Different materials - Elastic modulus

[flower76]

Hi

This looks like an easy question but I'm stumped and would appreciate some help.

A rod is made of two sections joined end to end. The sections are identical, except that one is steel and the other is brass. While one end is held fixed, the other is pulled to result in a change in length of 1.20 mm. By how much does the length of each section increase?

Any ideas?

 

[Hootenanny]

What is the equation of young's modulus?

~H

 

[flower76]

I believe it to be:

change in L = (1/E)(F/A)(Lo)

I'm not sure what to do with the fact that you have two E values, add them together? Then do you ignore F and A, and is Lo actually 2Lo in this case?

Thanks

 

[Astronuc]

There would be a total length L, and one material has length x and the other one has length L-x.

Think of Hooke's Law, and the relationship between stress and strain.
See - http://en.wikipedia.org/wiki/Hooke's_law

Stress is load (force)/area.

 

[flower76]

I'm sorry now I think I'm even more confused, there are no values for force or area and I can't see how you would get them. Am I overlooking something?

 

[HallsofIvy]

Do the two parts separately. How much does each increase separately?

 

[flower76]

The question is to figure them out separately and I don't know how to do it. I keep going around in circles and getting answers that don't make sense.

Any other suggestions?

Thanks

 

[flower76]

Ok I'm still trying to figure out this question and getting nowhere, does anyone have any other suggestions. It would be greatly greatly appreciated.

Thanks

 

[Integral]

Please post some of your work.

 

[flower76]

Ok this is what i have so far:

change in L = 1/E x L

so 0.0012 = 1/100x10^9 x X
X= 1.2 x 10^9

and the other is 0.0012 = 1/200x10^9 x L-x
L-x= 2.4x10^8
therefore L = 1.44x10^9

This doesn't look right to me but I don't know what I'm missing.

 

[civil_dude]

First, you should probably assume that each section is the same length. That said, if the modulus of Elasticity of one material is twice the other, that means that it will stretch half as much. Thus one section stretches 0.0008 m and the other 0.0004 m.

 

[Astronuc]

flower76 - Sorry for the confusion, I seem to have made it more complicated than necessary.

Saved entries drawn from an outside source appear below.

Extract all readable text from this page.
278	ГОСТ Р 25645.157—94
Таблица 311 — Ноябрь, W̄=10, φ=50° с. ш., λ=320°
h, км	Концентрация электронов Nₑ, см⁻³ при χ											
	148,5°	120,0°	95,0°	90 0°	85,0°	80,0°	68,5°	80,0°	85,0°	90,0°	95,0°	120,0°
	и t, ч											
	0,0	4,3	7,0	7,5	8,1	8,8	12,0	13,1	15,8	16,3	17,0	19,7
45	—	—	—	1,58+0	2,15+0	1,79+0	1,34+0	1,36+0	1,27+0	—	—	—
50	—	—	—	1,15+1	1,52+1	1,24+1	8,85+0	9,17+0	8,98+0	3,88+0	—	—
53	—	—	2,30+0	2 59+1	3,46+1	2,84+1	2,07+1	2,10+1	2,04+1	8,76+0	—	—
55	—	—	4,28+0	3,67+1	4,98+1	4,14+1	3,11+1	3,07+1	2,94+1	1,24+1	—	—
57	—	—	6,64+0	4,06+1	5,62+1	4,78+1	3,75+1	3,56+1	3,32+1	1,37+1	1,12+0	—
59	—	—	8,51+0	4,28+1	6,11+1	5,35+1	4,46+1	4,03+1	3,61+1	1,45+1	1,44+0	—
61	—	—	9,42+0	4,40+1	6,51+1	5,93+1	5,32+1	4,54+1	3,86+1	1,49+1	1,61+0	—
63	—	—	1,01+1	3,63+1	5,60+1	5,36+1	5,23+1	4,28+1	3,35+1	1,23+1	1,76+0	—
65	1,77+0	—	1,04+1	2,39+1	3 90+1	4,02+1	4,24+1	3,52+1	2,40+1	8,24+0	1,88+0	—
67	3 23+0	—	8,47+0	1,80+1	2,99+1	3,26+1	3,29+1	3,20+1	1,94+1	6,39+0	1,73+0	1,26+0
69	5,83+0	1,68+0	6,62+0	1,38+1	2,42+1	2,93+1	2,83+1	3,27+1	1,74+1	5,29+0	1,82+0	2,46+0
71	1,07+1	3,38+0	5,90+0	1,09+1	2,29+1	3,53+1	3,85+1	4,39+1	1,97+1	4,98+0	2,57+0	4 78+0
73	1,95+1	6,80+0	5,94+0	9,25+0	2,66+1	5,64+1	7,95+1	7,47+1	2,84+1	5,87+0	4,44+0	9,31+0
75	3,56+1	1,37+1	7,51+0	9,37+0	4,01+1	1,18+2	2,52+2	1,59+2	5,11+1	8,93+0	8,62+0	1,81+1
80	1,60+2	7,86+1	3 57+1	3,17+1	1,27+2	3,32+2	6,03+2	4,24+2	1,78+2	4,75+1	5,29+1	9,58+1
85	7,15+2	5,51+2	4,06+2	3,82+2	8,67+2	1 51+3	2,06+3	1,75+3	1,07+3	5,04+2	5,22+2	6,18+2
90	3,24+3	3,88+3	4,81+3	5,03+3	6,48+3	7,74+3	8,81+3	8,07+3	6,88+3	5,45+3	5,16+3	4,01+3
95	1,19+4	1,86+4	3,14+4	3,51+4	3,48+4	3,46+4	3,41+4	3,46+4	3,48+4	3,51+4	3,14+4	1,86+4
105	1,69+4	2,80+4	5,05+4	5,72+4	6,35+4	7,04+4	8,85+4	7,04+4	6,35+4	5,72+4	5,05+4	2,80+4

In series, i.e. with the two sections (rods/bars) end-to-end, they are subject to the 'same' force, and assuming they have the same cross-sectional area, each develops the same stress.

However, the elastic (Young's) modulus of each is different, so the strain of each will be different.

The strain is simply \epsilon = \sigma/E, where \epsilon is the strain, \sigma is the axial stress, and E is the elastic modulus.

If one section is length L₁ and the other L₂, then the initial length is simply L = L₁ + L₂. Now when the sections strain, one obtains a combined length given by (1+\epsilon₁) L₁ + (1+\epsilon₂) L₂.

 

[flower76]

Thanks for the help I finally get it, and of course its much simpler then it originally looked.

 

[supafly]

flower76 - Sorry for the confusion, I seem to have made it more complicated than necessary.

In series, i.e. with the two sections (rods/bars) end-to-end, they are subject to the 'same' force, and assuming they have the same cross-sectional area, each develops the same stress.

However, the elastic (Young's) modulus of each is different, so the strain of each will be different.

The strain is simply \epsilon = \sigma/E, where \epsilon is the strain, \sigma is the axial stress, and E is the elastic modulus.

If one section is length L₁ and the other L₂, then the initial length is simply L = L₁ + L₂. Now when the sections strain, one obtains a combined length given by (1+\epsilon₁) L₁ + (1+\epsilon₂) L₂.

Can you try to explain this again to me? I am really confused!